Medicine (EP 5-5) is among some inpatient units that have cared for ED boarding patients during recent surges. EP 5-5 staff set up a bed in a corner near the unit desk with curtained dividers around it, which patients occupy until a room is ready. The bed has easy access to a bathroom; the lights in the area are dimmed; and staff try to keep noise to a minimum.
“The patients and family members obviously don’t like not having a room, but we do our best to make them comfortable,” said Anne Marie Walsh, RN.
“We acknowledge to our patients and family members that it’s not a perfect solution, but we let them know they are part of our unit, and they’re receiving the same level of care they would receive if they were in a room,” said Debora Lindewall-Matto, RN, patient services manager. “The nursing staff really try to go above and beyond for these patients.”\
Procedures for Environmental Services (EVS) and Patient Transport also changed during the Jan. 2 surge to help ease ED overcrowding. Normally, after an inpatient is discharged, Patient Transport will receive a “go on gold” notification. That means they can bring the new patient to the unit while the room is being cleaned or after it’s done.
On Jan. 2, the order changed to “go on brown.” That meant patients were brought to the inpatient units before their rooms were ready.
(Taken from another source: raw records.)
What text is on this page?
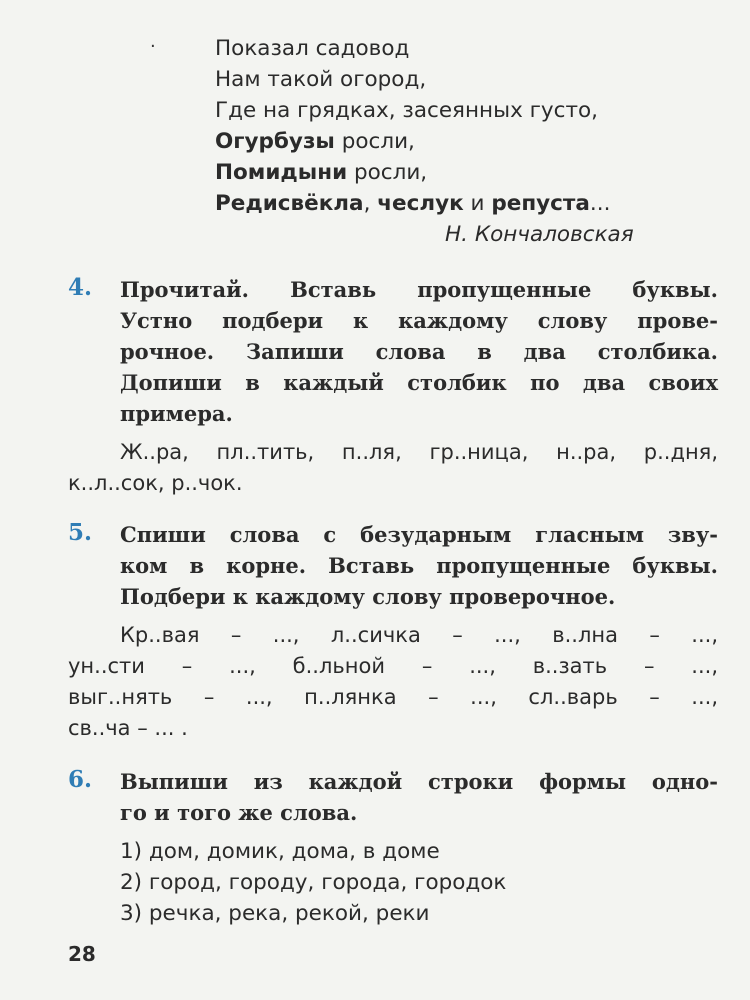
·	Показал садовод
Нам такой огород,
Где на грядках, засеянных густо,
Огурбузы росли,
Помидыни росли,
Редисвёкла, чеслук и репуста...
Н. Кончаловская
4. Прочитай. Вставь пропущенные буквы.
Устно подбери к каждому слову прове-
рочное. Запиши слова в два столбика.
Допиши в каждый столбик по два своих
примера.
Ж..ра, пл..тить, п..ля, гр..ница, н..ра, р..дня,
к..л..сок, р..чок.
5. Спиши слова с безударным гласным зву-
ком в корне. Вставь пропущенные буквы.
Подбери к каждому слову проверочное.
Кр..вая – ..., л..сичка – ..., в..лна – ...,
ун..сти – ..., б..льной – ..., в..зать – ...,
выг..нять – ..., п..лянка – ..., сл..варь – ...,
св..ча – ... .
6. Выпиши из каждой строки формы одно-
го и того же слова.
1) дом, домик, дома, в доме
2) город, городу, города, городок
3) речка, река, рекой, реки
28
Some patients might have had a temporary wait in the inpatient unit, but they were out of the overcrowded ED and closer to the primary care team sooner.
During any surge, EVS staff will clean more rooms than normal, and while they work efficiently, they must still follow the nine required cleaning steps.
“We do not take shortcuts on the cleaning,” said Stephen Branch, EVS manager.
It takes about 30 minutes to clean a room, but unit staff can help shorten that by removing the bed linens after a patient is discharged and putting items in their proper places in the room before the EVS associate arrives, he said.
“I want to thank all of our Nursing partners and staff on the units who help us,” Branch said. “I am especially grateful to our EVS staff for their hard work every day, and particularly during these difficult surges.”
Yale New Haven Health leaders recognize the toll surges and overcrowding takes on patients, visitors and staff. The health system continues to develop measures such as the Capacity Coordination Center, Hospital at Home program, ED Annex and Discharge Lounges to better manage patient flow.
“The patient volume and overcrowding the hospital has experienced these past couple years have been extraordinarily difficult for our staff,” said Michael Holmes, executive vice president and chief operating officer, YNHH. “We are incredibly grateful for our employees’ and physicians’ creativity and flexibility in finding ways to deal with these surges, and for their dedication to caring for our patients under the most challenging circumstances.”